Изменить стиль страницы

Но даже если бы Бигадор не стал ее преследовать и отнимать у нее Андрэ, ситуация очень осложнилась бы. Это ее тоже путало: ей бы пришлось самой воспитывать ребенка без какой-либо помощи со стороны родственников и без денег. Ей пришлось бы выпрашивать для него место в какой-нибудь из этих обителей монахинь, которые заботятся о детях одиноких иммигранток. Ей бы пришлось оставлять там малыша с понедельника до субботы. Она бы снова влезла в отвратительную каморку, и каждый день ходила бы на работу, умирая от тоски, вспоминая о всех тех минутах, в течение которых об ее малыше заботились холодные руки этих женщин в черном, которые оставляли бы его плакать в кроватке и никогда бы не зацеловывали его до полусмерти и не пели бы ему шепотом африканские песни перед сном.

Конечно, она всегда могла вернуться в Кеймаду и попросить помощи у Ховиты.
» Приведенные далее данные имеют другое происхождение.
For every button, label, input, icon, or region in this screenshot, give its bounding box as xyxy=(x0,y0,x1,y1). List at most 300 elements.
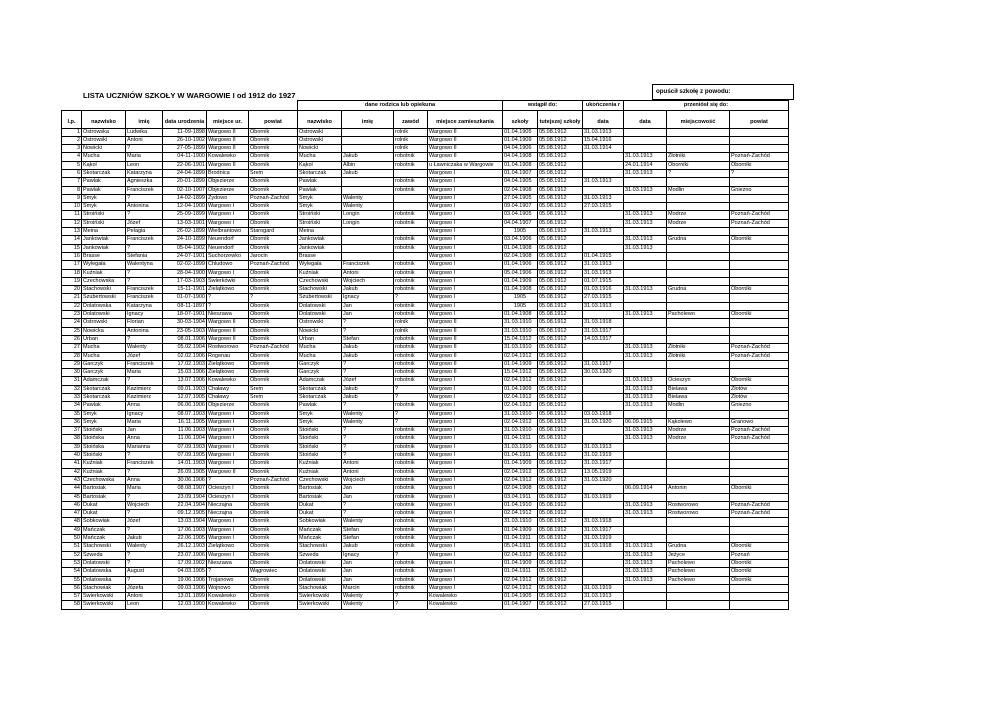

Но тогда бы она умерла от безразличия, оказалась бы придавленной солнцем и голыми скалами, словно ящерица, словно птица, которая падает без чувств на землю после долгого полета, так и не долетев до своей цели. И даже если бы ее сыну удалось пережить все лишения, которые их там ждали, он никогда не смог бы учиться. Он стал бы еще одним человеком, обреченным на неграмотность, еще одним будущим червяком среди мировой нищеты, ползущим по убогому жизненному пути.

Снова и снова Сан прокручивала в голове эти мысли и не находила никакого выхода. Она ощущала себя запертой в красной пещере, в которой яростно бушевала буря. Одна, забитая в угол, умирающая от холода, от ужаса. Не было выхода. Только Бигадор имел доступ туда и использовал его как хотел. Он был хозяин и господин этого пространства и выражал свою волю через кнут или пряник. Он был мастером пыток, который знал, до каких пор нажимать на скамью, на какое расстояние приближать пламя к коже или наполнять легкие водой, не допуская смерти, и который делал потом вид, что излечивает раны, успокаивает, возвращает надежду.

Сан дрожала, услышав звук его ключей, открывающих дверной замок в квартире. Все тело напрягалось, содрогалось, как у газели перед тем, как на нее нападет лев. Могло быть так, что входил добродушный Бигадор, улыбающийся и влюбленный. Но так же вероятно было, что появится другой, деспот, который ее ненавидел, беспричинно злился и сводил ее с ума. Иногда он приходил с подарками, с букетом цветов, с банкой мороженого, с диском. Потом он ухаживал, словно павлин, распускающий хвост. Говорил ей, что любит ее, поднимал ее на руках, проводил языком по кромке ее губ, включал музыку и двигал перед ней своим восхитительным телом, зная, что она возбудится и отдастся ему покорно и с желанием. А она делала вид, что так и есть. Позволяла прикасаться к себе, целовать, проникать. Но она делала это, только чтобы не разозлить его, чувствуя отвращение, сдерживая тошноту, отчаянно борясь с омерзением, которое вызывали у нее его руки, рот, мужское достоинство, ищущее наслаждения на ее коже и внутри нее.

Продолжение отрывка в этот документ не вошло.